A voice as a mattering method for the art of singing through new materialism, vocal/verbal narratives and sensory awareness.
This exposition articulates an intra-active methodology for the art of singing based on new materialst theories with a specific focus on the sensory awareness concerning the vocal experience itself. It has been important to show that shaping and forming based on artistic vocal practice can't be separated from the meaning-making process of understanding the intricate topic of vocality and vocal expression. An intra-active process is not always easily accessible and understood. It puls and turns much due to the desire of an agential bodymind. At the same time it has been important in this exposition to indicate how the thought-moving process actually emerges. In this specific phenomenal exposition I searched not to describe a method but actually to perform the method itself. I have followed an artistic practice-led strategy, moving through the vocal practice itself, which has allowed me to discover both bodymind acts along with new verbal and visual material such as the work of La Mothe (2016), Connolly (2010), Spatz (2017), Thomaidis (2017), Uehara (2009) and others.

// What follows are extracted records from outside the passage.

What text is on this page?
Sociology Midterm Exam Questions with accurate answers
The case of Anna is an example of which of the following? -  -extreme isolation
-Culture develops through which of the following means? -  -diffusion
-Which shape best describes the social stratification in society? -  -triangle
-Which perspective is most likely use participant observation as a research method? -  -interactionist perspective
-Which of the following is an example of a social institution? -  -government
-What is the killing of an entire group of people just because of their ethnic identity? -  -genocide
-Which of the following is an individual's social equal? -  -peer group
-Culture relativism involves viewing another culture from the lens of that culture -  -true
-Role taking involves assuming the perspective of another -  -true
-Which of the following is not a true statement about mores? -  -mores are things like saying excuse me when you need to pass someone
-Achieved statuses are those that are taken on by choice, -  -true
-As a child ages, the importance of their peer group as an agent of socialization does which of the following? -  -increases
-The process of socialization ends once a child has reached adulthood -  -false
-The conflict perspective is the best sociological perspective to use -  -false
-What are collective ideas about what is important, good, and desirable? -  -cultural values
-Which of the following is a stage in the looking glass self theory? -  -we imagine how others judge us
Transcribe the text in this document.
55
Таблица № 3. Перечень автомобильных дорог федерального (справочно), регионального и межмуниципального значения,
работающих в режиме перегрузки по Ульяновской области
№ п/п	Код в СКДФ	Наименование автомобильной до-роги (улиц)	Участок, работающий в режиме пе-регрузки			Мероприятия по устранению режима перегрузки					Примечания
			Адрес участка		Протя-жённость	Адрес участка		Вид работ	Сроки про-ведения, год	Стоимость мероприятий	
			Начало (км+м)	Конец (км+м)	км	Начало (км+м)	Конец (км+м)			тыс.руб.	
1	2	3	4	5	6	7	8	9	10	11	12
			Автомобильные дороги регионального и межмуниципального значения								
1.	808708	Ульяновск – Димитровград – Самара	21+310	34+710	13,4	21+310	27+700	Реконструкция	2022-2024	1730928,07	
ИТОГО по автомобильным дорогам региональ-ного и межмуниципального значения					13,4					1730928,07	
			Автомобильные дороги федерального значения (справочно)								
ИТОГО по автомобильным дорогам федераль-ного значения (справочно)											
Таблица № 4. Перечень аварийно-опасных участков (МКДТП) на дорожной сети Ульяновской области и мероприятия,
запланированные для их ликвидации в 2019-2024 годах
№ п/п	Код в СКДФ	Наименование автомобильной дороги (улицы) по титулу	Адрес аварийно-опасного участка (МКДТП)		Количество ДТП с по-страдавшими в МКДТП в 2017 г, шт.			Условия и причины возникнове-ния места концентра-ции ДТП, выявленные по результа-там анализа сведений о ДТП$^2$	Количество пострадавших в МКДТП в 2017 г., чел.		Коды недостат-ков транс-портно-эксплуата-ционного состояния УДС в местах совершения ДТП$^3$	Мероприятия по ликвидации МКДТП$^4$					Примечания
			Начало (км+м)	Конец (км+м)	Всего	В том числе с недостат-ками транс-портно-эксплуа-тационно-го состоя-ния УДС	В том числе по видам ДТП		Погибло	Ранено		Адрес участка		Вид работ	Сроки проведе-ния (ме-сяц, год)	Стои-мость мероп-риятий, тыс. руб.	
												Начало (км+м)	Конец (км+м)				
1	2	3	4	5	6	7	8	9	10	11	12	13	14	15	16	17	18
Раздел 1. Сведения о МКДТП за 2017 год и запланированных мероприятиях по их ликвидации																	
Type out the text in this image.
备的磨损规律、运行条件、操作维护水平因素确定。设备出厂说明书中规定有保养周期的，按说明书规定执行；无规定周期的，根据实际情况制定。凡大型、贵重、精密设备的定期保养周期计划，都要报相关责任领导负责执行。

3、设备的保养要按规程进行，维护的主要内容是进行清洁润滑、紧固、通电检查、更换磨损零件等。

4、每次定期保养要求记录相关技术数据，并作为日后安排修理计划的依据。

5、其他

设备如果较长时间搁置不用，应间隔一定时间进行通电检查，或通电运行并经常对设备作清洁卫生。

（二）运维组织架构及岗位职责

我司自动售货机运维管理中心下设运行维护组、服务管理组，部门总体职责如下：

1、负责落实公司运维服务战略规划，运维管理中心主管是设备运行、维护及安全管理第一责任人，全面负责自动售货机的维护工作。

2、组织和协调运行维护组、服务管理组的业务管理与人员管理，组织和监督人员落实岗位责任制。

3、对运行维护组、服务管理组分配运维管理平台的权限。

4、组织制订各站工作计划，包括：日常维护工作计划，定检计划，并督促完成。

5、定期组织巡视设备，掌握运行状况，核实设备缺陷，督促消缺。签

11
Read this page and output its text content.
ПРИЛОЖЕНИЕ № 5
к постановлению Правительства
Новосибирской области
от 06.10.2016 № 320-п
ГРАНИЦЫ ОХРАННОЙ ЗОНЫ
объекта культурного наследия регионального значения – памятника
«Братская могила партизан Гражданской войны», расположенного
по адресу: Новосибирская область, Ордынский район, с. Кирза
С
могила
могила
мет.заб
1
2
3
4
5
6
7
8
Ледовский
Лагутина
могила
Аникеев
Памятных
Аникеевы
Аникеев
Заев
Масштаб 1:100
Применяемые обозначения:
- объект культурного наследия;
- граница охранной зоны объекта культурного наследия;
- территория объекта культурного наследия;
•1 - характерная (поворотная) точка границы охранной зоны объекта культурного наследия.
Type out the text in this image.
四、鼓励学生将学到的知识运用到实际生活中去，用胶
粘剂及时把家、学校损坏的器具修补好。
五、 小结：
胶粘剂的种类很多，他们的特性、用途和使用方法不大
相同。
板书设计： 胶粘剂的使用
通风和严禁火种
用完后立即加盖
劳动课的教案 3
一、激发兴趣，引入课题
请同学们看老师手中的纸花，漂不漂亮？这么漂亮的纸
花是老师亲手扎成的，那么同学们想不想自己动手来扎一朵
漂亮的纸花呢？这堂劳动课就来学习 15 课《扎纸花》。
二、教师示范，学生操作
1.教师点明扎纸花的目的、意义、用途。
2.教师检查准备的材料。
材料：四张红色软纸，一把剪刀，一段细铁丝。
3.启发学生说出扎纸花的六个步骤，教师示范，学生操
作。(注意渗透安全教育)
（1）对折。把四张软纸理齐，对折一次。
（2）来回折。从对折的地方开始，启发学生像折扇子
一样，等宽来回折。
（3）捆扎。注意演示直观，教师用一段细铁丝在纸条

I have moved through a sensory awareness of thinking, mattering and meaning-making for the sake of vocal expression. Images have been sedimented and placed as variations and ornaments in a similar way as a practicing musician would have done in a rehearsal situation. The stories of SKULDA and JEREMIAH have allowed me to intra-actively play freely with words and their irrational contexts Always in relation to thoughts and theories. As a concluding remark I can confirm that a process is about moving through mattering; it is about senstivity for relationary moments when light appears and suddenly everything becomes chrystal clear. The practie-led art of singing can be straight forward, but also, as this intra-acting exposition suggests, its can be a messy and irrational practice constructed through entangled contradictions and artistic absurdities. At this point I can only say: allow this exposition to inspire your curiosity for the im/possibilites of vocality and for further research into vocal experiences and vocal expression.